Beauticians are genuinely upset and angry when rogue operators enter the field. Unlike journalists, however, they also enforce a written set of standards and will suspend a beautician's license for repeated violations.
That's where journalists fall short of fellow guild members like beauticians, realtors, or morticians. They have an informal association - the Society of Professional Journalists - with a written standard of conduct. Yet they inevitably fail to censure their members even when they seem to egregiously violate those standards.
They're more than happy to make examples of junior members for transparent fraud, like Stephen Glass, but remain silent when the more visible members of the profession violate its ethical code. That's not just the behavior of a professional guild - it's the behavior of a guild in moral decline.
That leaves the job of policing the journalistic profession to bloggers, and the progressive blogosphere has become an effective watchdog for the mainstream press. No wonder the journalists are so angry.
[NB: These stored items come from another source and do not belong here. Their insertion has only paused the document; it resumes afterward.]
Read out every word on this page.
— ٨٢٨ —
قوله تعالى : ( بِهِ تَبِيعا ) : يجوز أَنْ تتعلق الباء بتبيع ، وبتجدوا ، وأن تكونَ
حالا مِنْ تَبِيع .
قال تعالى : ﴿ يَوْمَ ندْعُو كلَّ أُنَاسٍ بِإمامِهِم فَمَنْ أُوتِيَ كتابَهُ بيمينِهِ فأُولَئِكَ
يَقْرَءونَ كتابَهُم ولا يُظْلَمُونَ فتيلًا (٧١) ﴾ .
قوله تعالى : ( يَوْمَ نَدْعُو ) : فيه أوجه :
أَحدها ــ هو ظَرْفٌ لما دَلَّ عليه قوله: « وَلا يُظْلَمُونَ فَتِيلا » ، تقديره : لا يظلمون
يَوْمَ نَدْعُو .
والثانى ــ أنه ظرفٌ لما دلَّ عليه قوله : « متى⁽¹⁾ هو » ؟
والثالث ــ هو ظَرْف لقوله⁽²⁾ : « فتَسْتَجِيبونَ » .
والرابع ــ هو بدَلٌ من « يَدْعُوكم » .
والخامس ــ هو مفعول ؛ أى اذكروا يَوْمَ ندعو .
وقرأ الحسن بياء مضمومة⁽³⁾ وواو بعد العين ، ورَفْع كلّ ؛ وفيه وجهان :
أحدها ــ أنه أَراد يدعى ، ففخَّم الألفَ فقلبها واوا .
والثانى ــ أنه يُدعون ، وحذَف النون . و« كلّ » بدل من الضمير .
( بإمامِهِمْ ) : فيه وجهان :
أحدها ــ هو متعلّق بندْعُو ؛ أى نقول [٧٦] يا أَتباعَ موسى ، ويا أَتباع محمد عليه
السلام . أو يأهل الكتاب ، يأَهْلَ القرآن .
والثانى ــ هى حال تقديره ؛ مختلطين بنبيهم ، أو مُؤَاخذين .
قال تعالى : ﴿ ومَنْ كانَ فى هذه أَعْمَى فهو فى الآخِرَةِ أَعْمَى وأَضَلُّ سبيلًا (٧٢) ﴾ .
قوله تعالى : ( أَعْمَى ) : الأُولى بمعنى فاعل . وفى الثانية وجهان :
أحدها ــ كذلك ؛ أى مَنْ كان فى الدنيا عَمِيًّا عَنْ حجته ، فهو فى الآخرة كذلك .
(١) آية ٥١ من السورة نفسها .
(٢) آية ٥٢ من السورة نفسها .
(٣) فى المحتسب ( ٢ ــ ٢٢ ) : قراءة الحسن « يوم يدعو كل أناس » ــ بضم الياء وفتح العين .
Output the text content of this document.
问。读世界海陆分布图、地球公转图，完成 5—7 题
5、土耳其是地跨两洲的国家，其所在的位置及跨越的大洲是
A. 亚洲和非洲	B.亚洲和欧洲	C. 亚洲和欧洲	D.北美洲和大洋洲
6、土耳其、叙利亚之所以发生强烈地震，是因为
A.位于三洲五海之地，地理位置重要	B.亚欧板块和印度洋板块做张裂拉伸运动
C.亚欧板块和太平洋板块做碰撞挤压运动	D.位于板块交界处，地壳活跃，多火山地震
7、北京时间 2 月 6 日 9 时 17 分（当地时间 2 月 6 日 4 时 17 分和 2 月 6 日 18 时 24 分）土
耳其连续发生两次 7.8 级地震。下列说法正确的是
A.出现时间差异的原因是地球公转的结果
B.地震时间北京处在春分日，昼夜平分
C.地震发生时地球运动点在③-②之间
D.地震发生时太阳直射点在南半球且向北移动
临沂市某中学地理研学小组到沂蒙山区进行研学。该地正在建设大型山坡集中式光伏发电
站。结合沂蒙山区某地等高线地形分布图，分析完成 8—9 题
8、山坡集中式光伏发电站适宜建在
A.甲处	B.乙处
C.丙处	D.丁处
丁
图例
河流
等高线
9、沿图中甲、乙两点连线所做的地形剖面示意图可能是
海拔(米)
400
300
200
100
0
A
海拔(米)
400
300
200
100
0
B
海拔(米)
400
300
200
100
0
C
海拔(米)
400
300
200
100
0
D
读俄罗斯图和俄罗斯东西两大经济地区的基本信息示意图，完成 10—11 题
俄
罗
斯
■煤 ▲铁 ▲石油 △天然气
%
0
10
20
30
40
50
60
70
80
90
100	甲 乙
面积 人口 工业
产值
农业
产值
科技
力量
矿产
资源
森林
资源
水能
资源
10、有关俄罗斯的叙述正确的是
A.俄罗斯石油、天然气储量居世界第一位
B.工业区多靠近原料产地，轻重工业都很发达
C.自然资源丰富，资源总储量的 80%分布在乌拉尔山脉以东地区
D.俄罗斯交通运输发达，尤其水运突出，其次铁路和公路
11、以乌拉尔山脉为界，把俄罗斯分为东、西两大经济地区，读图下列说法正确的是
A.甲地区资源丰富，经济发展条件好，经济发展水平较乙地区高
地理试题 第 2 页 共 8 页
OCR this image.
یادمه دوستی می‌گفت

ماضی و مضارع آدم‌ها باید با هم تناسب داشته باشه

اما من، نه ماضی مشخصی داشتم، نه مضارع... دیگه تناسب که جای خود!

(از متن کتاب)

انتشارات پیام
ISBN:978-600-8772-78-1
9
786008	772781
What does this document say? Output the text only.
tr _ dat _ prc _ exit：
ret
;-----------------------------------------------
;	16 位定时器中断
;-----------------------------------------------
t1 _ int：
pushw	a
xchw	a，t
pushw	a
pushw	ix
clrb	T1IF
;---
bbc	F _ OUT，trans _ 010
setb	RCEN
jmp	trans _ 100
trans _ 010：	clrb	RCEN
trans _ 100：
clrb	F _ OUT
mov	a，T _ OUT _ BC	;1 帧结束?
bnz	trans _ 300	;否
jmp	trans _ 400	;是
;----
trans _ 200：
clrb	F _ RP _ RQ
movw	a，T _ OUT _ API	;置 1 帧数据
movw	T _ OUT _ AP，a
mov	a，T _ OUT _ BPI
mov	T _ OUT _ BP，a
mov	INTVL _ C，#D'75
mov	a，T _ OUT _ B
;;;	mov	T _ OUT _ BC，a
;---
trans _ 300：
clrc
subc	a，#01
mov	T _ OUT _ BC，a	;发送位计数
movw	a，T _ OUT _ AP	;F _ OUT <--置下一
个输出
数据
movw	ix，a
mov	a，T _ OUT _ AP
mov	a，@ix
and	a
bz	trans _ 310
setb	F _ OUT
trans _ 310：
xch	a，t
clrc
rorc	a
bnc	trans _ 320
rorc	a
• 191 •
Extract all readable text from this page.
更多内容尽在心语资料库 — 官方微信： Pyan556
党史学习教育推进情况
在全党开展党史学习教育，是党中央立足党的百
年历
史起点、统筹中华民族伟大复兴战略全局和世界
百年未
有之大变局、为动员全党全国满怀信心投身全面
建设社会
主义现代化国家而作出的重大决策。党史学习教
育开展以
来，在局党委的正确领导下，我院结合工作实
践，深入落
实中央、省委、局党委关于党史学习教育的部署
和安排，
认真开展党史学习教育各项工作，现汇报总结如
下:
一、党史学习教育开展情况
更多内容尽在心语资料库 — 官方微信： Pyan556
These bloggers aren't members of the guild, and yet they dare criticize those who are.
That puts the complaints of "incivility" in context, too. Talk radio hosts may use viler terms than any liberal blogger, but that doesn't trigger the outrage because they're also part of the guild. Their rudeness is seen as a professional tool, rather than the disrespectful behavior of disorganized rabble. That's the sociology of guild reinforcement at work, folks.
At least Klein acknowledges the economic nature of the struggle. As Glenn Greenwald recounts, Klein recently said " ... at this point, we're pretty well battered. We're losing advertising revenue." He added, "And unless we can actually have the revenue to go out there and the credibility to report these issues, all of these right-wing talk show hosts like Rush Limbaugh, and the left-wing bloggers who are parasites on our reporting, are going to have nothing to do but sit home and twiddle their thumbs and opine about things they have no data for."
Either bloggers should be silent, says Klein, or they'll lose their raw data. The other option - that of actually addressing those misstatements, sloppy reporting, and distortions of fact - never occurs to him. And why should it? To acknowledge the validity of the criticism would be to recognize the limits of his guild. And that's not in his sociological or economic self-interest.
In other words, Klein and the other journalists are no different from beauticians shaking their heads over an unauthorized shop's bad work, except in one respect: Beauticians do a better job of policing their own members.
You're seeing the naked self-interest of journalists being revealed just as clearly as that of the beauticians. And in the words of the late Warren Zevon, it ain't that pretty at all.